LONDON (Reuters) – Prime Minister Boris Johnson on Tuesday praised the “great spirit” shown by Britain in tackling COVID-19, marking a year since the first lockdown by saying everyone’s efforts had allowed the country to start “on the cautious road” to easing restrictions.
With Britain suffering one of the highest death tolls from the coronavirus, Johnson has come under fire for moving too slowly last year to tackle the first and second waves of the pandemic, with some accusing him of prioritising the economy over health.
But since then, his government has overseen a successful vaccine rollout, reaching more than half of the adult population, and a cautious approach to easing the latest lockdown, prompting a recovery for him in opinion polls.
“Today, the anniversary of the first lockdown, is an opportunity to reflect on the past year – one of the most difficult in our country’s history,” Johnson said in a statement.
“We should also remember the great spirit shown by our nation over this past year. … It’s because of every person in this country that lives have been saved, our NHS (National Health Service) was protected, and we have started on our cautious road to easing restrictions once and for all.”

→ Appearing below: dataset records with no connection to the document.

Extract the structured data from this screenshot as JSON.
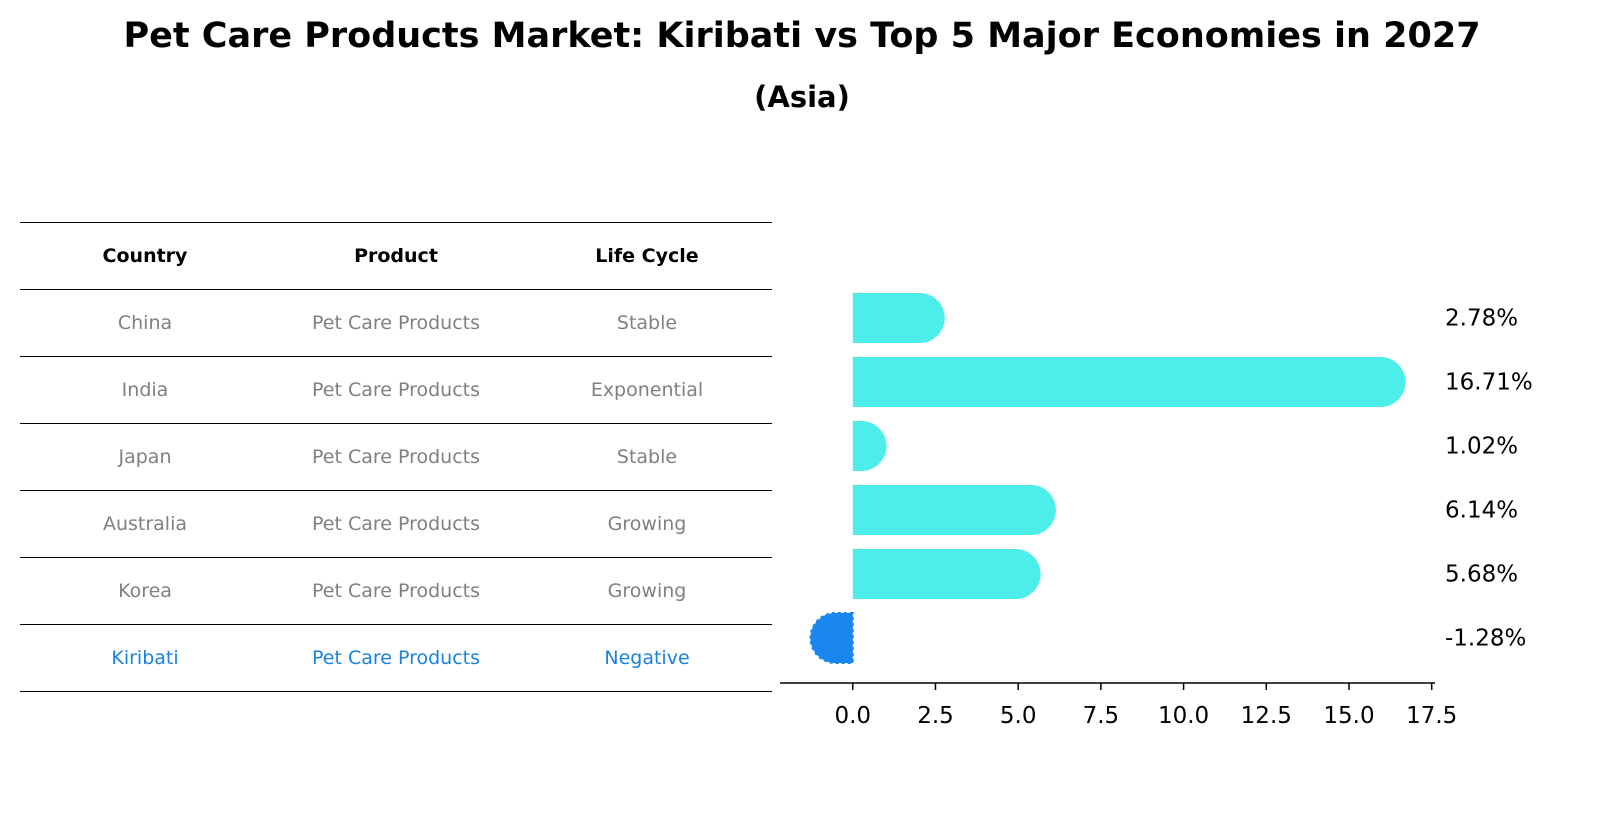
{
  "header": {
    "title": "Pet Care Products Market: Kiribati vs Top 5 Major Economies in 2027",
    "subtitle": "(Asia)"
  },
  "table": {
    "columns": [
      "Country",
      "Product",
      "Life Cycle"
    ],
    "rows": [
      {
        "country": "China",
        "product": "Pet Care Products",
        "life_cycle": "Stable"
      },
      {
        "country": "India",
        "product": "Pet Care Products",
        "life_cycle": "Exponential"
      },
      {
        "country": "Japan",
        "product": "Pet Care Products",
        "life_cycle": "Stable"
      },
      {
        "country": "Australia",
        "product": "Pet Care Products",
        "life_cycle": "Growing"
      },
      {
        "country": "Korea",
        "product": "Pet Care Products",
        "life_cycle": "Growing"
      },
      {
        "country": "Kiribati",
        "product": "Pet Care Products",
        "life_cycle": "Negative"
      }
    ]
  },
  "chart_data": {
    "type": "bar",
    "orientation": "horizontal",
    "categories": [
      "China",
      "India",
      "Japan",
      "Australia",
      "Korea",
      "Kiribati"
    ],
    "values": [
      2.78,
      16.71,
      1.02,
      6.14,
      5.68,
      -1.28
    ],
    "value_labels": [
      "2.78%",
      "16.71%",
      "1.02%",
      "6.14%",
      "5.68%",
      "-1.28%"
    ],
    "highlight": "Kiribati",
    "xlim": [
      -2.2,
      17.6
    ],
    "xticks": [
      0.0,
      2.5,
      5.0,
      7.5,
      10.0,
      12.5,
      15.0,
      17.5
    ],
    "xtick_labels": [
      "0.0",
      "2.5",
      "5.0",
      "7.5",
      "10.0",
      "12.5",
      "15.0",
      "17.5"
    ],
    "colors": {
      "bar": "#4deeea",
      "highlight": "#1a87f0",
      "axis": "#000000",
      "label": "#000000"
    }
  }
}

On March 23 last year, Johnson ordered the first lockdown to try to stem the spread of the coronavirus, telling Britain that people should “stay at home”, part of a slogan on saving lives that has become a common refrain since then.
Last month, he unveiled a roadmap to ease England’s lockdown, starting with the reopening of schools two weeks ago and ending on June 21 at the earliest when most of the restrictions will be lifted.